Consider a stock that will have a value of either 22 or 14 one year from now. If the risk-free rate is 5%, what is
the ratio of shares to short call options with an exercise price of 18 for a portfolio that will have the same value at expiration
regardless of the stock price at the end of the year?
A. 0.50.
B. 0.48.
C. 0.53. Explanation
A is correct. With a stock price of 22 at expiration, the short call payoff is –4.
With a stock price of 14 at expiration, the call payoff is zero.
The appropriate hedge ratio is (4 – 0) / (22 – 14) = 0.5.
Portfolio value: 0.5(22) – 4 = 0.5(14) = 7
A portfolio of 0.5 shares of stock to 1 short call option will produce the same portfolio value whether the stock price at expiration is 22 or 14.
We are calculating the hedge ratio.
Put yourself in the mind of a swap dealer. You have just written a call (short call) and want to hedge (remove) the risk. Payou of short call +ve if stock goes down (premium received) negative if stock goes up.

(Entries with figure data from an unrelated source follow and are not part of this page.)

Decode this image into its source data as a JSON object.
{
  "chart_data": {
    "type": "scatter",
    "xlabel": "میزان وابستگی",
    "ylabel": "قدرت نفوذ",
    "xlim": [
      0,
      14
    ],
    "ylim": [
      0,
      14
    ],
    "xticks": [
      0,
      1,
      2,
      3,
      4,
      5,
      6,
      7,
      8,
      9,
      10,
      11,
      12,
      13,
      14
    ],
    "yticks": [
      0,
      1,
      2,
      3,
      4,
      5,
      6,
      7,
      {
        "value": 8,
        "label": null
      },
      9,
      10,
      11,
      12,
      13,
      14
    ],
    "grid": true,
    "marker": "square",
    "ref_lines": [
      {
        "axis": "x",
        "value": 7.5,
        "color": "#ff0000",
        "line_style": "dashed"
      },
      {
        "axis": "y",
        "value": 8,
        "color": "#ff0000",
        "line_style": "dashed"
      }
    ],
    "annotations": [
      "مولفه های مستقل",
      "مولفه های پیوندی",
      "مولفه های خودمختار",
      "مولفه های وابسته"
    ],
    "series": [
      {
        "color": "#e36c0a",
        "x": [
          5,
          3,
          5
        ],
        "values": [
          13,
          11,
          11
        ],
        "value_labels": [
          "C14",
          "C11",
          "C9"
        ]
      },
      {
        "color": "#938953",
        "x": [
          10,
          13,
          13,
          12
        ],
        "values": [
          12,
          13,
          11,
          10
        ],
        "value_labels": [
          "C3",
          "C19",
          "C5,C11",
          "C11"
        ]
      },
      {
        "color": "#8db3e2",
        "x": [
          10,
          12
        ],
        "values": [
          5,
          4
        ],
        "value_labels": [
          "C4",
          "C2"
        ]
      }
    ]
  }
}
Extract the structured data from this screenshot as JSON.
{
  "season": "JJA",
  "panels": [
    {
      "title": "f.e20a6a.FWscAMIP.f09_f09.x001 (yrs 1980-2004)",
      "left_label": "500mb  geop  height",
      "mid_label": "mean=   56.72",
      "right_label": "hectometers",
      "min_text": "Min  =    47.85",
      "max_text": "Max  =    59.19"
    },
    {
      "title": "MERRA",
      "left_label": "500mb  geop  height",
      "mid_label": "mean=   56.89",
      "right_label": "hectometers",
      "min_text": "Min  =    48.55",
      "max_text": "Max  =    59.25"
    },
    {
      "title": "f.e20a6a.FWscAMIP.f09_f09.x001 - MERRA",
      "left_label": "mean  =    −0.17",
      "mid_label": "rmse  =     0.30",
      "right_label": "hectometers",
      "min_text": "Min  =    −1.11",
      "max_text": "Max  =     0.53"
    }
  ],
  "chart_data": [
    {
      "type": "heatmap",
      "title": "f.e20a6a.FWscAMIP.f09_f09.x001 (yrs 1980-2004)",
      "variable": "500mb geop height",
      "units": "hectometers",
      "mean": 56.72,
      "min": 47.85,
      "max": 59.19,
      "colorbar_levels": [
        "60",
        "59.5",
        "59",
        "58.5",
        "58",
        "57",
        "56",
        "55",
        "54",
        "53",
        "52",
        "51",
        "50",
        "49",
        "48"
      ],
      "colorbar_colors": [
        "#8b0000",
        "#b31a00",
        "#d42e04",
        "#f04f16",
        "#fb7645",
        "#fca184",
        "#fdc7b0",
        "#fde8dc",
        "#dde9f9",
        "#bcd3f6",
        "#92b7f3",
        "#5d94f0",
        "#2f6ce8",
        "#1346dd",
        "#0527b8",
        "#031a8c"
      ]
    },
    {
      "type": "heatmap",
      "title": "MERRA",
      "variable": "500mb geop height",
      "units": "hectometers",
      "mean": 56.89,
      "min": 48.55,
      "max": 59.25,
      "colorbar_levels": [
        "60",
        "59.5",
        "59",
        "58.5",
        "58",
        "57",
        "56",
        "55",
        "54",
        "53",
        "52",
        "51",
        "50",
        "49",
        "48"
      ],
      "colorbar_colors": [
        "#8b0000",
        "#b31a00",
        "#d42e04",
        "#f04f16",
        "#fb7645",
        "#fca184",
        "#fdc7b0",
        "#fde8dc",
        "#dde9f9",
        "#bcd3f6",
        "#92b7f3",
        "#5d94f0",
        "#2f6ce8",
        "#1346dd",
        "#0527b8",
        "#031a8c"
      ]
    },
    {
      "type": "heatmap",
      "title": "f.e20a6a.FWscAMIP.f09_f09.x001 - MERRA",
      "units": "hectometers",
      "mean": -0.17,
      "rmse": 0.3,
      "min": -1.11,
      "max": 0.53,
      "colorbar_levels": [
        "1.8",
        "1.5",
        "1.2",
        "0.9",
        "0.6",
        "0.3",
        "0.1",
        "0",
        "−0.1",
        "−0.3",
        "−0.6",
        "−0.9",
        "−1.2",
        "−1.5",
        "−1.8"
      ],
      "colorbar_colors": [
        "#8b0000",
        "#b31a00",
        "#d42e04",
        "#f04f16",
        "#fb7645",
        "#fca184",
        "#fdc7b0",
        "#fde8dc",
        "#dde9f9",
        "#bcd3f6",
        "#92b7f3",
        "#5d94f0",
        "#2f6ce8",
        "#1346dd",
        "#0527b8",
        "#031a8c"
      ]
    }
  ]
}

You can hedge this risk by going long a certaiin number of shares = h
H = (call value fi share goes up - call value if share goes down) / (share price if up - share value_
If share at 22 call (x=18) value = 4,
If shate at 14 call (x=18) value = 0
hedge ratio = h = (4-0)/(22-14) = 0.5
If we write 1 call we must go long 0.5 shares.
To make maths easier think write 100 calls buy 50 shares
If share price goes to 22
Value of share - loss on call = 22 x 50 - 4x100 = 700
If share price goes 14
Value of share - loss on call = 14 x 50 - 0 x 100 = 700
It is the same value no matter what happens. We could aslo show the if the call is priced correctly the return on the trade would be the risk free rate.